Birçok gazetede yazılar yazarken, hayali gazete sahibi olmak ve kitap yazmaktır. Devir, Bedir ve İttihat gazetelerini kurar ama bunların ömrü kısa olur. Daha sonra 30 yıl sürecek olan Tercüman-ı Hakikat gazetesi onun yazılarının çoğunun adresidir.

60 yaş civarlarında gazeteciliği ve yazarlığı bırakır ama ölümüne kadar Dar’ül-Fünun’da (İstanbul Üniversitesi) dünya tarihi, felsefe tarihi, dinler tarihi ve pedagoji dersleri verir. 200’ün üzerinde yazılı eser sahibidir.
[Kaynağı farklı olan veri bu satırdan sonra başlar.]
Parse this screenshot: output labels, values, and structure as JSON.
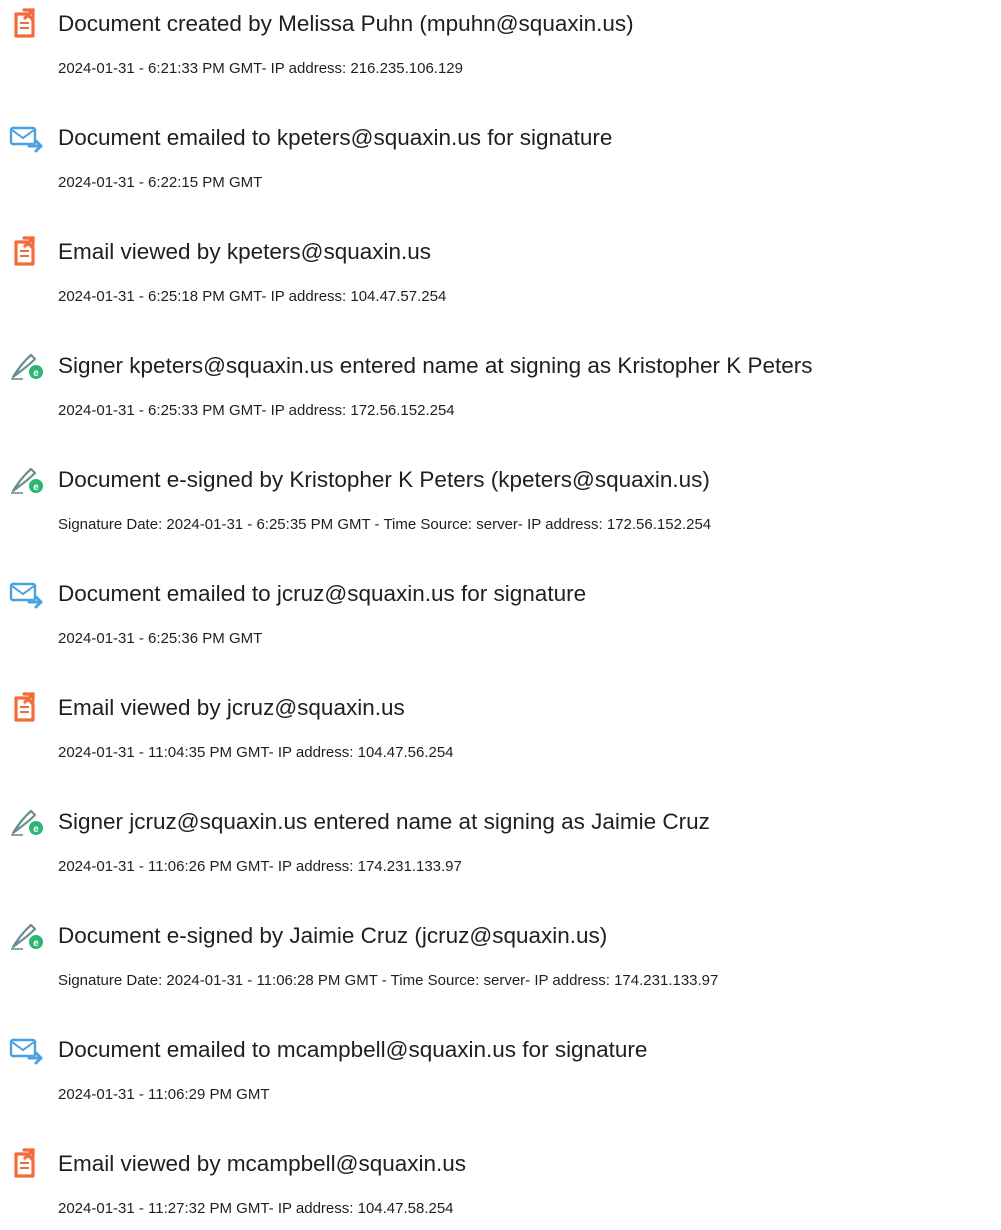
{
  "events": [
    {
      "icon": "document-created-icon",
      "title": "Document created by Melissa Puhn (mpuhn@squaxin.us)",
      "detail": "2024-01-31 - 6:21:33 PM GMT- IP address: 216.235.106.129"
    },
    {
      "icon": "email-sent-icon",
      "title": "Document emailed to kpeters@squaxin.us for signature",
      "detail": "2024-01-31 - 6:22:15 PM GMT"
    },
    {
      "icon": "document-viewed-icon",
      "title": "Email viewed by kpeters@squaxin.us",
      "detail": "2024-01-31 - 6:25:18 PM GMT- IP address: 104.47.57.254"
    },
    {
      "icon": "esign-pen-icon",
      "title": "Signer kpeters@squaxin.us entered name at signing as Kristopher K Peters",
      "detail": "2024-01-31 - 6:25:33 PM GMT- IP address: 172.56.152.254"
    },
    {
      "icon": "esign-pen-icon",
      "title": "Document e-signed by Kristopher K Peters (kpeters@squaxin.us)",
      "detail": "Signature Date: 2024-01-31 - 6:25:35 PM GMT - Time Source: server- IP address: 172.56.152.254"
    },
    {
      "icon": "email-sent-icon",
      "title": "Document emailed to jcruz@squaxin.us for signature",
      "detail": "2024-01-31 - 6:25:36 PM GMT"
    },
    {
      "icon": "document-viewed-icon",
      "title": "Email viewed by jcruz@squaxin.us",
      "detail": "2024-01-31 - 11:04:35 PM GMT- IP address: 104.47.56.254"
    },
    {
      "icon": "esign-pen-icon",
      "title": "Signer jcruz@squaxin.us entered name at signing as Jaimie Cruz",
      "detail": "2024-01-31 - 11:06:26 PM GMT- IP address: 174.231.133.97"
    },
    {
      "icon": "esign-pen-icon",
      "title": "Document e-signed by Jaimie Cruz (jcruz@squaxin.us)",
      "detail": "Signature Date: 2024-01-31 - 11:06:28 PM GMT - Time Source: server- IP address: 174.231.133.97"
    },
    {
      "icon": "email-sent-icon",
      "title": "Document emailed to mcampbell@squaxin.us for signature",
      "detail": "2024-01-31 - 11:06:29 PM GMT"
    },
    {
      "icon": "document-viewed-icon",
      "title": "Email viewed by mcampbell@squaxin.us",
      "detail": "2024-01-31 - 11:27:32 PM GMT- IP address: 104.47.58.254"
    }
  ],
  "colors": {
    "document_icon": "#f26b3a",
    "email_icon": "#4aa3df",
    "pen_icon": "#6b8e8e",
    "pen_badge": "#2bb673",
    "text": "#1f1f1f"
  }
}
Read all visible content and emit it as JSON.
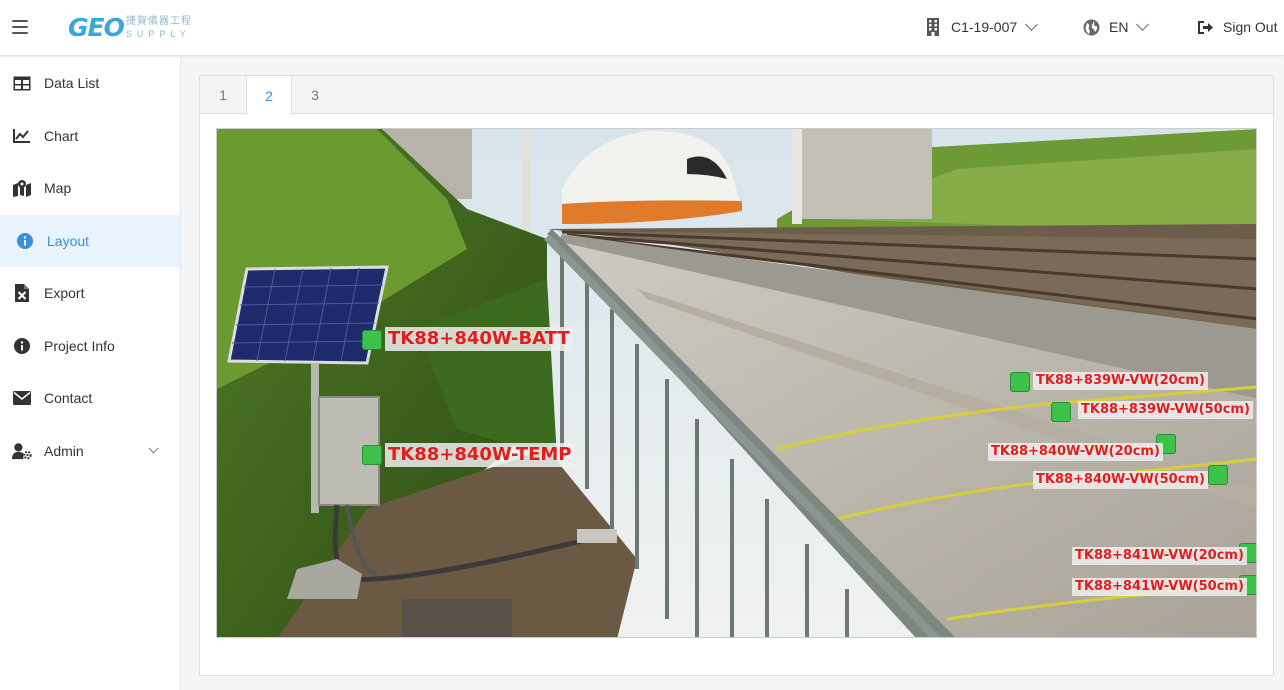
{
  "header": {
    "logo": {
      "text": "GEO",
      "subtitle_cn": "捷賀儀器工程",
      "subtitle_en": "SUPPLY"
    },
    "project": "C1-19-007",
    "language": "EN",
    "sign_out": "Sign Out"
  },
  "sidebar": {
    "items": [
      {
        "label": "Data List",
        "icon": "table-icon"
      },
      {
        "label": "Chart",
        "icon": "line-chart-icon"
      },
      {
        "label": "Map",
        "icon": "map-icon"
      },
      {
        "label": "Layout",
        "icon": "info-icon"
      },
      {
        "label": "Export",
        "icon": "excel-file-icon"
      },
      {
        "label": "Project Info",
        "icon": "info-icon"
      },
      {
        "label": "Contact",
        "icon": "envelope-icon"
      },
      {
        "label": "Admin",
        "icon": "user-gear-icon"
      }
    ],
    "active": "Layout"
  },
  "tabs": [
    "1",
    "2",
    "3"
  ],
  "active_tab": "2",
  "sensors": [
    {
      "label": "TK88+840W-BATT",
      "status_color": "#3cc24a"
    },
    {
      "label": "TK88+840W-TEMP",
      "status_color": "#3cc24a"
    },
    {
      "label": "TK88+839W-VW(20cm)",
      "status_color": "#3cc24a"
    },
    {
      "label": "TK88+839W-VW(50cm)",
      "status_color": "#3cc24a"
    },
    {
      "label": "TK88+840W-VW(20cm)",
      "status_color": "#3cc24a"
    },
    {
      "label": "TK88+840W-VW(50cm)",
      "status_color": "#3cc24a"
    },
    {
      "label": "TK88+841W-VW(20cm)",
      "status_color": "#3cc24a"
    },
    {
      "label": "TK88+841W-VW(50cm)",
      "status_color": "#3cc24a"
    }
  ],
  "colors": {
    "accent": "#3a8fd6",
    "sensor_ok": "#3cc24a",
    "sensor_label": "#e21b1b"
  }
}
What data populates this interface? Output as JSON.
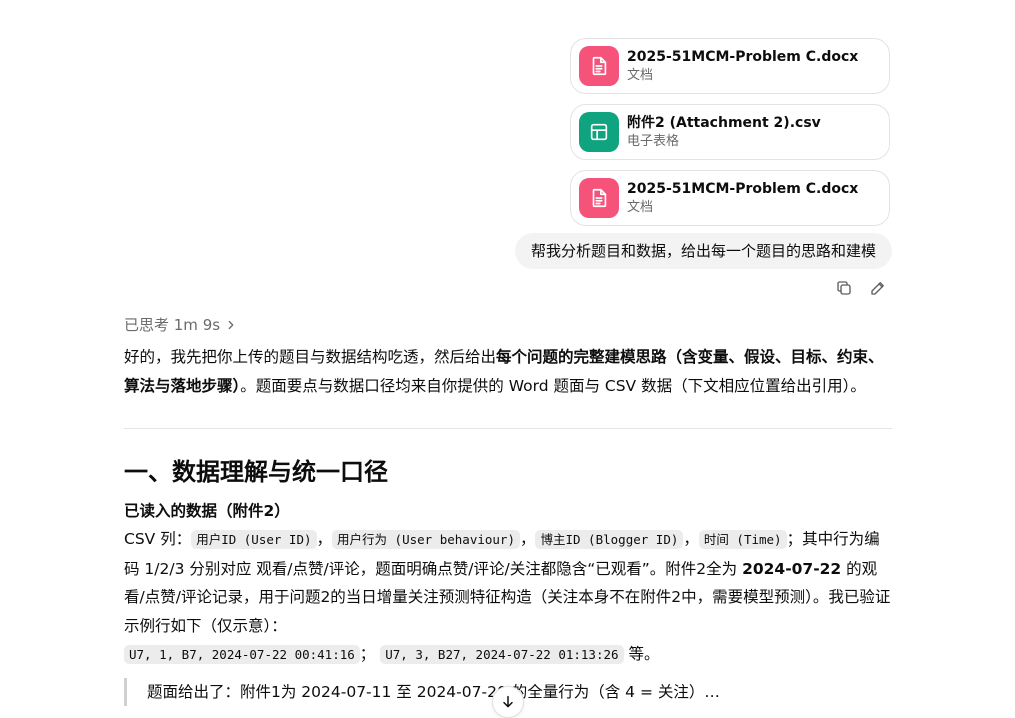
{
  "colors": {
    "doc_icon": "#f5537a",
    "sheet_icon": "#10a37f"
  },
  "attachments": [
    {
      "name": "2025-51MCM-Problem C.docx",
      "type": "文档",
      "icon": "document-icon"
    },
    {
      "name": "附件2 (Attachment 2).csv",
      "type": "电子表格",
      "icon": "spreadsheet-icon"
    },
    {
      "name": "2025-51MCM-Problem C.docx",
      "type": "文档",
      "icon": "document-icon"
    }
  ],
  "user_message": "帮我分析题目和数据，给出每一个题目的思路和建模",
  "thought": "已思考 1m 9s",
  "intro": {
    "t1": "好的，我先把你上传的题目与数据结构吃透，然后给出",
    "b1": "每个问题的完整建模思路（含变量、假设、目标、约束、算法与落地步骤）",
    "t2": "。题面要点与数据口径均来自你提供的 Word 题面与 CSV 数据（下文相应位置给出引用）。"
  },
  "section1": {
    "title": "一、数据理解与统一口径",
    "subtitle": "已读入的数据（附件2）",
    "csv_label": "CSV 列：",
    "columns": [
      "用户ID (User ID)",
      "用户行为 (User behaviour)",
      "博主ID (Blogger ID)",
      "时间 (Time)"
    ],
    "sep": "，",
    "p1": "；其中行为编码 1/2/3 分别对应 观看/点赞/评论，题面明确点赞/评论/关注都隐含“已观看”。附件2全为 ",
    "date": "2024-07-22",
    "p2": " 的观看/点赞/评论记录，用于问题2的当日增量关注预测特征构造（关注本身不在附件2中，需要模型预测）。我已验证示例行如下（仅示意）：",
    "example1": "U7, 1, B7, 2024-07-22 00:41:16",
    "example_sep": "；",
    "example2": "U7, 3, B27, 2024-07-22 01:13:26",
    "example_end": "等。",
    "quote_partial": "  题面给出了：附件1为 2024-07-11 至 2024-07-20 的全量行为（含 4 = 关注）…"
  }
}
68 yaşında kalp krizinden hayata veda eder. Mezarı Fatih Cami bahçesindedir.

**

Çok yönlü çok farklı bir insan Ahmed Midhat.

İlgilenmediği alan yok neredeyse. Bir ara tıbba bile merak sarmış o kadar kendini yetiştirmiş ki reçete yazacak hale gelmiş.

Müzik alanında da öyle.

Oğlunun alaturka müziği mi alafranga müziği mi daha çok seviyorsun sorusuna verdiği cevap muhteşemdir;

Mûsikî bir zevk daha doğrusu bir ruh meselesidir. Bu zevkin ilk tohumları beşikte atılır. Annem beşiğimi sallarken ninniyi Hicaz makamında söylediği için otuz makam içinde en çok sevdiğim makam da Hicaz makamıdır. Ama alafranga, teknik cihetinden alaturka musikiden zenginmiş.

Bize ne?

Yazar bunu der ama alaturka müziği de topyekün reddetmez.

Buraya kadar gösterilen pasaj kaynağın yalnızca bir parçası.